Ja, denn selbst wenn es sich beim Schlucken um einen alltäglichen Bewegungsablauf handelt, kann nicht davon ausgegangen werden, dass jede Person einen richtigen Schluckablauf aufweist.

Wir schlucken nicht nur beim Essen, sondern auch „zwischendurch“ und zwar den Speichel.

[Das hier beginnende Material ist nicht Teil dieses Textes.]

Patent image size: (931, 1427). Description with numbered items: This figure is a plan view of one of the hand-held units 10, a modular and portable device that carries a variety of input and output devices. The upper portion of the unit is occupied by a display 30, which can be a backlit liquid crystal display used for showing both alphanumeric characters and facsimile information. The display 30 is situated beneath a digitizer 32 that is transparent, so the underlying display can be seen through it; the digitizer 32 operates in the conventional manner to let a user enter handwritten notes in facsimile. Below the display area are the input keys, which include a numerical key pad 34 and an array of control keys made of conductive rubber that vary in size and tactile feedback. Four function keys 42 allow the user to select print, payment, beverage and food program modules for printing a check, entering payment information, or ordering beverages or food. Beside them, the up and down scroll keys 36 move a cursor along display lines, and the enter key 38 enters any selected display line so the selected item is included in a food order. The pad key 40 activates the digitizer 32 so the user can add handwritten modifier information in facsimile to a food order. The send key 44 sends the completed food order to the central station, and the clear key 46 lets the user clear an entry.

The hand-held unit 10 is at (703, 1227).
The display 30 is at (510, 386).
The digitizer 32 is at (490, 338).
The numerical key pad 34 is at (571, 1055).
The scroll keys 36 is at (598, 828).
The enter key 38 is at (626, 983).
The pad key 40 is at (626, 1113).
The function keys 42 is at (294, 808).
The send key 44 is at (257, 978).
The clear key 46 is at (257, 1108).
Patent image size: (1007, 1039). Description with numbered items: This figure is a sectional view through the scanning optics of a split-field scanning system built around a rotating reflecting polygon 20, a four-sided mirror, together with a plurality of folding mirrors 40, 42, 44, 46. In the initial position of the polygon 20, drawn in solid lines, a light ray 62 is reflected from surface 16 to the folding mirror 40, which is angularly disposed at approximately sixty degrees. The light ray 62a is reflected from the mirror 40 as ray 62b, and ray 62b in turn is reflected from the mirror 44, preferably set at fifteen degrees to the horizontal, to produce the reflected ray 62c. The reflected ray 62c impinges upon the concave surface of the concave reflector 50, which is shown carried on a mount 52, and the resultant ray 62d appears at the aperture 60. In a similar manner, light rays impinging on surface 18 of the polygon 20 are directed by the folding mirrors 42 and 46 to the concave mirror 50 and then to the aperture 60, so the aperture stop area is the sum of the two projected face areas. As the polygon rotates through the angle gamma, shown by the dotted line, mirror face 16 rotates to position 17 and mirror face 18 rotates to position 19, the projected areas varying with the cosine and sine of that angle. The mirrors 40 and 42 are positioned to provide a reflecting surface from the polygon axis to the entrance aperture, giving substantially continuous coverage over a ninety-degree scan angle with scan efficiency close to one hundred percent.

Laut medizinischer Studien wird tagsüber durchschnittlich zweimal in der Minute geschluckt und in der Nacht einmal pro Minute, das ist also oft mehr als 2000x in 24 Stunden! Der Knochen hinter den oberen Schneidezähnen, also das Hügelchen“, hält den Druck der Zunge während des Schluckens aus. Und dieser Druck kann bis zu 3,5kg (korrekt N) ausmachen!

Wie funktioniert nun „richtiges“ Schlucken?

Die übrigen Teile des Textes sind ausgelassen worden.